IMF econs have released a paper on the same.

Findings are summarised here:

To examine how best to increase financial inclusion, we applied our framework to three low-income countries: Kenya, Mozambique, and Uganda. We also applied it to three emerging market countries: Egypt, Malaysia, and the Philippines.  Here’s what we found:

– Disentangling constraints to financial inclusion is crucial. We identified pertinent constraints to financial inclusion in these countries and evaluated the policy impact of relaxing these constraints on output and inequality. We found that the impact of financial inclusion policies really depends on country-specific characteristics.

For example, Uganda’s output is most responsive to a relaxation of collateral requirements, which is the country’s most binding constraint. By contrast, high participation costs for access to financial services are a major obstacle in Malaysia. Understanding the specific factors that hold back financial inclusion, therefore, is critical for tailoring policy advice.

– Financial inclusion doesn’t necessarily bring more equality immediately. We found that financial inclusion undoubtedly brings an increase in output, though the impact on inequality measured in relative terms (income dispersion) varies. For example, a decline in the cost of accessing financial services reduces income inequality as enterprises previously excluded from the financial system are able to obtain credit and workers receive higher wages.

Relaxing collateral requirements, however, may initially increase inequality.
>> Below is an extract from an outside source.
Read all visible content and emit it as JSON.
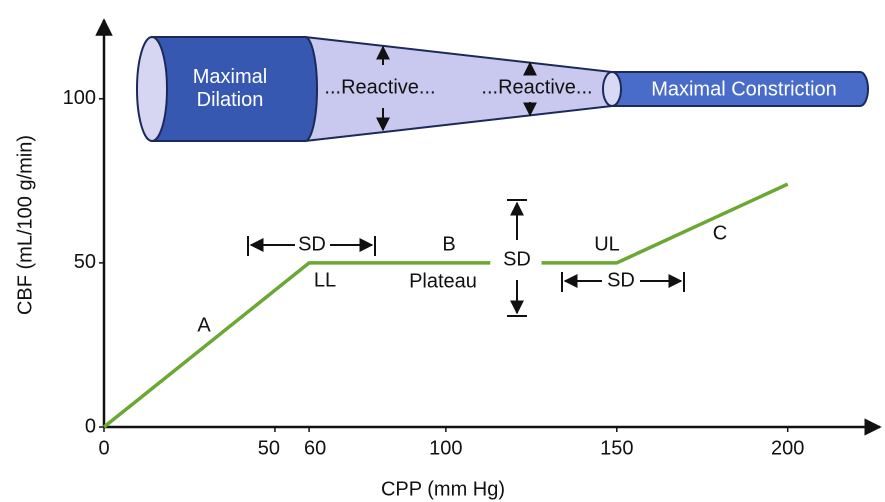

As wealthy firms invest with less collateral to get loans, they can leverage more and increase their production and profit. As banks lower collateral requirements, however, financial inclusion eventually becomes more beneficial for relatively poorer agents, driving down inequality.

– Distributional consequences could be sharp. The consequences of increased financial inclusion can be uneven. Our results indicate that the most effective policy for increasing access to finance— lowering the cost of participation in the financial system—benefits the poor, but wealthy firms can lose somewhat as a result of higher interest rates and wages.
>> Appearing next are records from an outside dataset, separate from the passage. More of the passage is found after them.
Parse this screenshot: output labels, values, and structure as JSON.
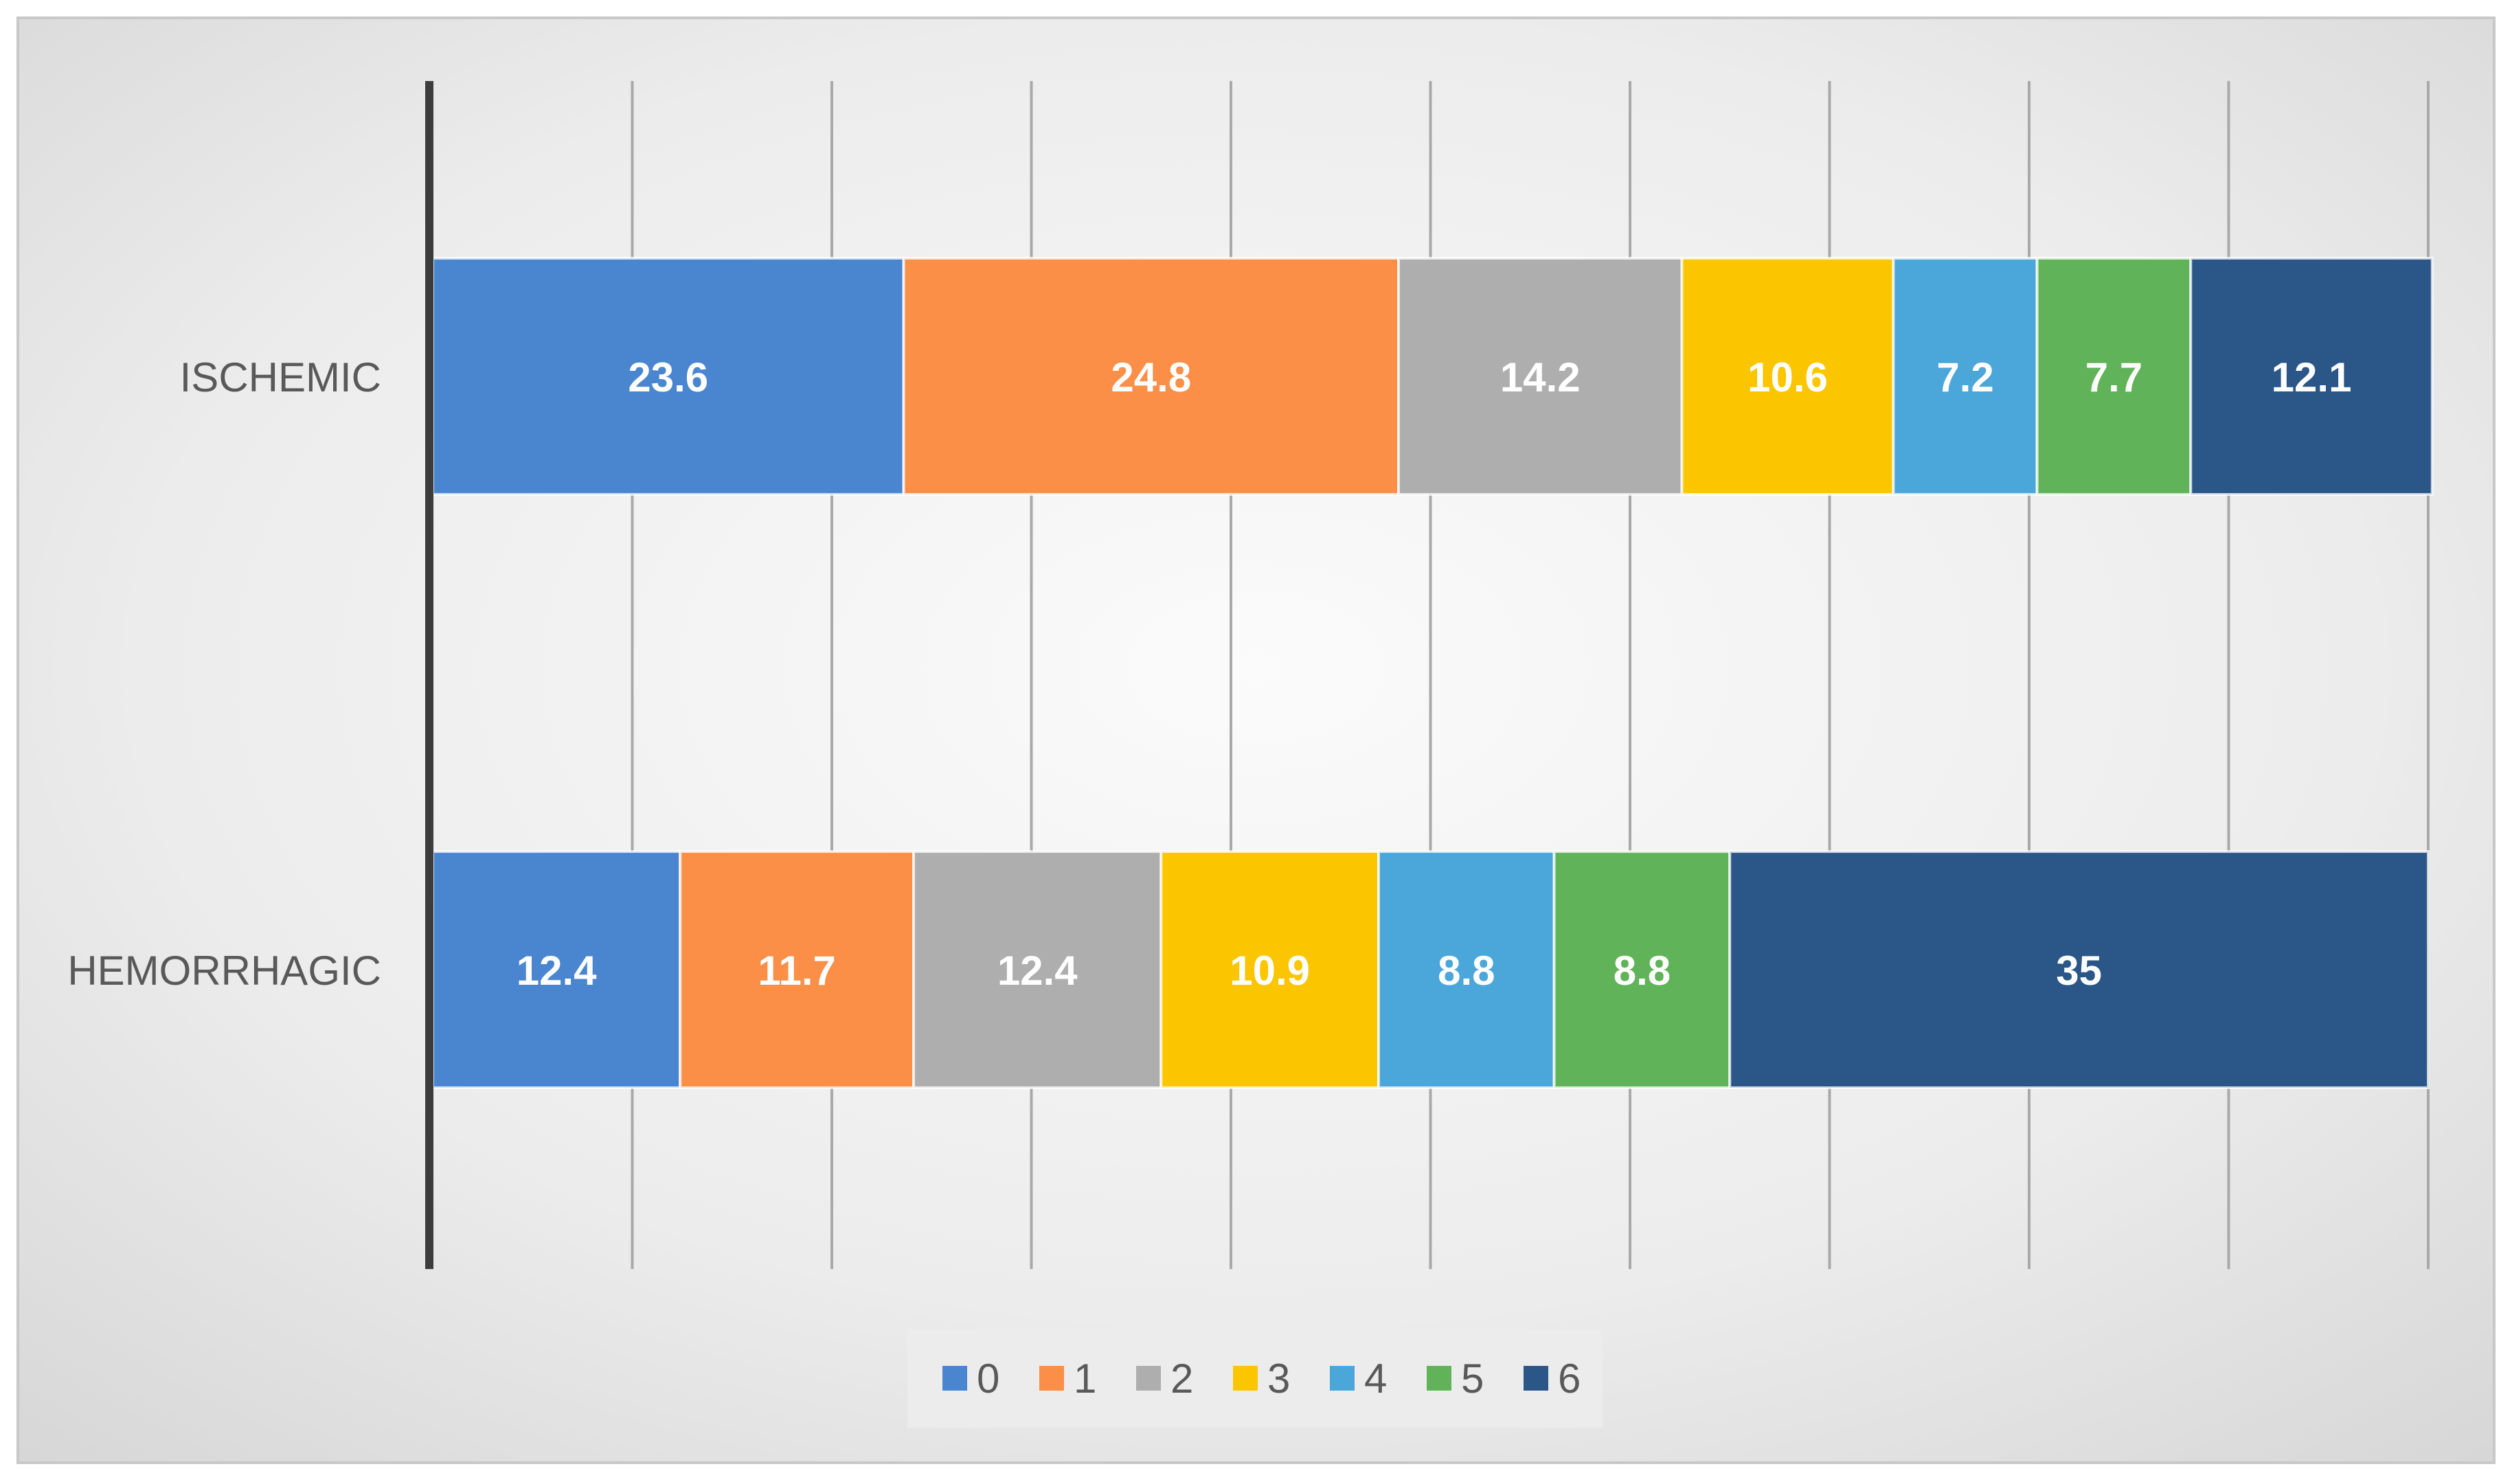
{
  "chart_data": {
    "type": "bar",
    "orientation": "horizontal",
    "stacked": true,
    "categories": [
      "ISCHEMIC",
      "HEMORRHAGIC"
    ],
    "series": [
      {
        "name": "0",
        "color": "#4a86d0",
        "values": [
          23.6,
          12.4
        ]
      },
      {
        "name": "1",
        "color": "#fb8f48",
        "values": [
          24.8,
          11.7
        ]
      },
      {
        "name": "2",
        "color": "#aeaeae",
        "values": [
          14.2,
          12.4
        ]
      },
      {
        "name": "3",
        "color": "#fbc600",
        "values": [
          10.6,
          10.9
        ]
      },
      {
        "name": "4",
        "color": "#4ba6da",
        "values": [
          7.2,
          8.8
        ]
      },
      {
        "name": "5",
        "color": "#60b358",
        "values": [
          7.7,
          8.8
        ]
      },
      {
        "name": "6",
        "color": "#2a5688",
        "values": [
          12.1,
          35
        ]
      }
    ],
    "data_labels": [
      [
        "23.6",
        "24.8",
        "14.2",
        "10.6",
        "7.2",
        "7.7",
        "12.1"
      ],
      [
        "12.4",
        "11.7",
        "12.4",
        "10.9",
        "8.8",
        "8.8",
        "35"
      ]
    ],
    "xlim": [
      0,
      100
    ],
    "grid": true,
    "legend": "bottom",
    "title": "",
    "xlabel": "",
    "ylabel": ""
  }
}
By contrast, we found that policies that target financial depth— such as relaxing collateral requirements—benefit productive firms. Yet such policies also can impose losses on less productive firms as well as those with low credit demand, regardless of whether financial inclusion policies are in effect.

Hmm.. country level experiences always more useful than one size fits all.

Also, we keep seeing how IMF’s research is increasingly getting World Bankish.